Were you able to get the custom recovery on the phone working properly?

What step are you stuck on exactly in the guide you posted?


----------



## ozziesironman (Jun 30, 2010)

*Re: downgrade fender mytouch to 1.6?*



Coolfreak said:


> Were you able to get the custom recovery on the phone working properly?
> 
> What step are you stuck on exactly in the guide you posted?


middle of step 5. after loading the sapp file, and letting it do its thing after pressing the trackball, it seemed to have loaded new firmware, the stock MyTouch firmware, not the Fender edition firmware, and its stuck on the no sim card screen. unable to do ANYTHING. wont unlock, wont do anything. 

now if i put in a sim card, (doesnt matter if its my ATT sim card from my iPhone, or the Tmobile sim card from my dads HTC shadow (which btw does NOT have a data plan on it) i get the "press the android to begin setting up your mytouch" screen, and i press it, and i get to the setup google account screen. so the touch screen is working. but it cannot call out.
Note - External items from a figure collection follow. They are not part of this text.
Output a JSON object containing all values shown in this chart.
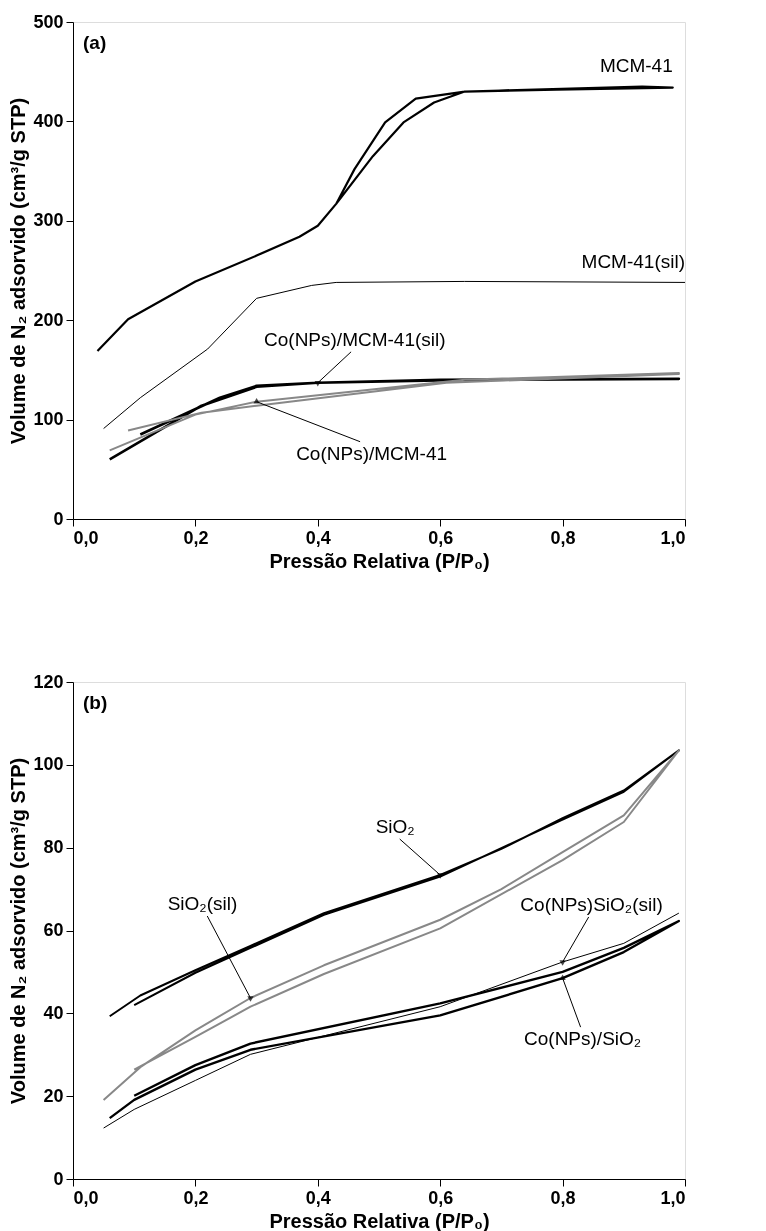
{
  "chart_data": [
    {
      "type": "line",
      "xlabel": "Pressão Relativa (P/P₀)",
      "ylabel": "Volume de N₂ adsorvido (cm³/g STP)",
      "annotations": [
        "(a)"
      ],
      "xlim": [
        0,
        1
      ],
      "ylim": [
        0,
        500
      ],
      "xticks": [
        {
          "value": 0,
          "label": "0,0"
        },
        {
          "value": 0.2,
          "label": "0,2"
        },
        {
          "value": 0.4,
          "label": "0,4"
        },
        {
          "value": 0.6,
          "label": "0,6"
        },
        {
          "value": 0.8,
          "label": "0,8"
        },
        {
          "value": 1,
          "label": "1,0"
        }
      ],
      "yticks": [
        0,
        100,
        200,
        300,
        400,
        500
      ],
      "grid": false,
      "marker": "none",
      "line_style": "solid",
      "series": [
        {
          "name": "MCM-41",
          "color": "#000000",
          "x": [
            0.04,
            0.09,
            0.2,
            0.3,
            0.37,
            0.4,
            0.43,
            0.49,
            0.54,
            0.59,
            0.64,
            0.79,
            0.98,
            0.93,
            0.64,
            0.56,
            0.51,
            0.46,
            0.43,
            0.4
          ],
          "values": [
            169,
            201,
            239,
            265,
            284,
            295,
            317,
            365,
            399,
            419,
            430,
            432,
            434,
            435,
            430,
            423,
            399,
            352,
            317,
            295
          ]
        },
        {
          "name": "MCM-41(sil)",
          "color": "#000000",
          "x": [
            0.05,
            0.11,
            0.22,
            0.3,
            0.39,
            0.43,
            0.64,
            1.0
          ],
          "values": [
            91,
            122,
            171,
            222,
            235,
            238,
            239,
            238
          ]
        },
        {
          "name": "Co(NPs)/MCM-41(sil)",
          "color": "#000000",
          "x": [
            0.06,
            0.21,
            0.3,
            0.4,
            0.6,
            0.99,
            0.99,
            0.64,
            0.4,
            0.3,
            0.24,
            0.11
          ],
          "values": [
            60,
            114,
            133,
            137,
            140,
            141,
            141,
            140,
            137,
            134,
            122,
            85
          ]
        },
        {
          "name": "Co(NPs)/MCM-41",
          "color": "#888888",
          "x": [
            0.06,
            0.2,
            0.3,
            0.5,
            0.64,
            0.99,
            0.99,
            0.61,
            0.3,
            0.21,
            0.09
          ],
          "values": [
            69,
            105,
            118,
            131,
            140,
            147,
            146,
            137,
            114,
            107,
            89
          ]
        }
      ]
    },
    {
      "type": "line",
      "xlabel": "Pressão Relativa (P/P₀)",
      "ylabel": "Volume de N₂ adsorvido (cm³/g STP)",
      "annotations": [
        "(b)"
      ],
      "xlim": [
        0,
        1
      ],
      "ylim": [
        0,
        120
      ],
      "xticks": [
        {
          "value": 0,
          "label": "0,0"
        },
        {
          "value": 0.2,
          "label": "0,2"
        },
        {
          "value": 0.4,
          "label": "0,4"
        },
        {
          "value": 0.6,
          "label": "0,6"
        },
        {
          "value": 0.8,
          "label": "0,8"
        },
        {
          "value": 1,
          "label": "1,0"
        }
      ],
      "yticks": [
        0,
        20,
        40,
        60,
        80,
        100,
        120
      ],
      "grid": false,
      "marker": "none",
      "line_style": "solid",
      "series": [
        {
          "name": "SiO₂",
          "color": "#000000",
          "x": [
            0.06,
            0.11,
            0.2,
            0.29,
            0.41,
            0.6,
            0.7,
            0.8,
            0.9,
            0.99,
            0.9,
            0.8,
            0.6,
            0.41,
            0.29,
            0.2,
            0.1
          ],
          "values": [
            39.3,
            44.3,
            50.4,
            56.3,
            64.2,
            73.4,
            79.7,
            87.1,
            93.8,
            103.5,
            93.5,
            86.8,
            73.0,
            63.8,
            55.8,
            49.8,
            42.0
          ]
        },
        {
          "name": "SiO₂(sil)",
          "color": "#888888",
          "x": [
            0.05,
            0.11,
            0.2,
            0.29,
            0.41,
            0.6,
            0.7,
            0.8,
            0.9,
            0.99,
            0.9,
            0.8,
            0.6,
            0.41,
            0.29,
            0.2,
            0.1
          ],
          "values": [
            19.1,
            27.0,
            35.9,
            43.7,
            51.6,
            62.6,
            70.0,
            78.9,
            87.8,
            103.5,
            86.2,
            77.0,
            60.5,
            49.5,
            41.6,
            34.3,
            26.4
          ]
        },
        {
          "name": "Co(NPs)SiO₂(sil)",
          "color": "#000000",
          "x": [
            0.05,
            0.1,
            0.2,
            0.29,
            0.6,
            0.8,
            0.9,
            0.99
          ],
          "values": [
            12.3,
            16.8,
            23.8,
            30.1,
            41.6,
            52.4,
            56.9,
            64.2
          ]
        },
        {
          "name": "Co(NPs)/SiO₂",
          "color": "#000000",
          "x": [
            0.06,
            0.1,
            0.2,
            0.29,
            0.6,
            0.8,
            0.9,
            0.99,
            0.9,
            0.8,
            0.6,
            0.29,
            0.2,
            0.1
          ],
          "values": [
            14.7,
            19.1,
            26.4,
            31.2,
            39.5,
            48.5,
            54.8,
            62.3,
            55.8,
            50.0,
            42.4,
            32.7,
            27.5,
            20.1
          ]
        }
      ]
    }
  ]
}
I have NO wifi, NO cellular data, no 3G, etc. so it cannot link up with googles server and activate the phone. 

so when my mom gets home here shortly, I am going to be using her sim card to activate it, re-root it, then flash the custom fender rom I have for it. ill post up after i do this to let everyone know if it worked or not. 

i sure appreciate the help im getting on this! thanks!!


----------



## ozziesironman (Jun 30, 2010)

*Re: downgrade fender mytouch to 1.6?*

ok i got it totally restored to 1.6. runs great. turns out, mom is so used to the iphone, she doesnt like the android now. hahah.... oh well... big waste of time. grrrrr.

...now my stepdad, who i cant stand, is wanting to use it.... so i did all this work just so HE could use it.... thats another story. lol. 

thanks everyone for the help!!!! if i ever meet any of u folks in person, beers on me!


----------



## Coolfreak (May 27, 2008)

*Re: downgrade fender mytouch to 1.6?*

Glad to see everything is worked out!

I'll mark this thread as Solved.

Take it easy,

-Coolfreak


----------